KOMMERSANT (Russia), KOMMERSANT UKRAINE, ROSBALT (Ukraine)
ODESSA – The second of two men accused of planning a plot against Russian president Vladimir Putin and Chechen leader Ramzan Kadirov, Ilya Pyanzin, filed an appeal on Thursday with the local appeals to court in an attempt to fight extradition to Russia. Adam Osmaev, the man Pyanzin is accused of plotting with, had also filed an appeal to fight extradition, but his appeal was denied on Tuesday, clearing the way for his extradition to Russia, Kommersant Ukraine reports.
Both men were arrested in Ukraine in January 2011, after a bomb that they were constructing in an apartment in Odessa exploded accidentally. After the two men were arrested, Ukrainian police discovered that Osmaev, who is Chechen, had been on a wanted list in connection to an attack planned in 2007 against the leader of Chechnya Ramzan Kadirov. According to Russian security forces, Osmaev had travelled to Ukraine to prepare another attack against Kadirov and an attack against Putin, as part of a larger Chechen separatist organization called the “Caucasian Emirate,” Kommersant reports.
Russia considers the Caucasian Emirate a terrorist organization.
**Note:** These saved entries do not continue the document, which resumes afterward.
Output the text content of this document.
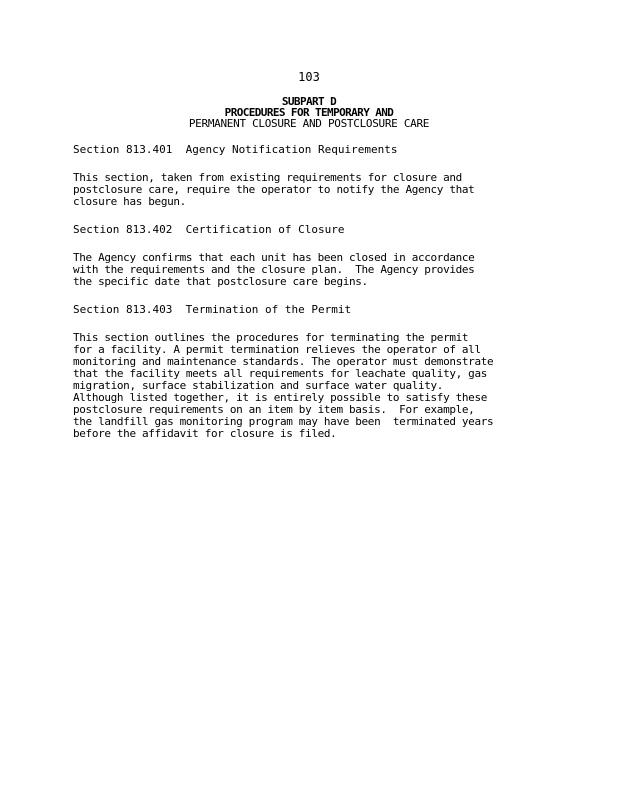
103
SUBPART D
PROCEDURES FOR TEMPORARY AND
PERMANENT CLOSURE AND POSTCLOSURE CARE
Section 813.401  Agency Notification Requirements
This section, taken from existing requirements for closure and
postclosure care, require the operator to notify the Agency that
closure has begun.
Section 813.402  Certification of Closure
The Agency confirms that each unit has been closed in accordance
with the requirements and the closure plan.  The Agency provides
the specific date that postclosure care begins.
Section 813.403  Termination of the Permit
This section outlines the procedures for terminating the permit
for a facility. A permit termination relieves the operator of all
monitoring and maintenance standards. The operator must demonstrate
that the facility meets all requirements for leachate quality, gas
migration, surface stabilization and surface water quality.
Although listed together, it is entirely possible to satisfy these
postclosure requirements on an item by item basis.  For example,
the landfill gas monitoring program may have been  terminated years
before the affidavit for closure is filed.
The group’s ideology is based on a fundamentalist interpretation of Islam, and advocates for the North Caucasus to become independent of Russia and establish Sharia law.
Now that the Ukrainian appeals court has cleared the way for Osmaev’s extradition, the only possible way to prevent him from being sent to Russia would be an appeal to the European Human Rights Court.
Osmaev’s wife said that she is afraid that if Osmaev is sent to Russia, he will not live to stand trial, because Russian security forces simple want her husband to ‘disappear’ on his way to Russia, Rosbalt reports. She added that she did not believe Osmaev would get a fair trial in Russia, and that he would have had a much fairer trial in Ukraine.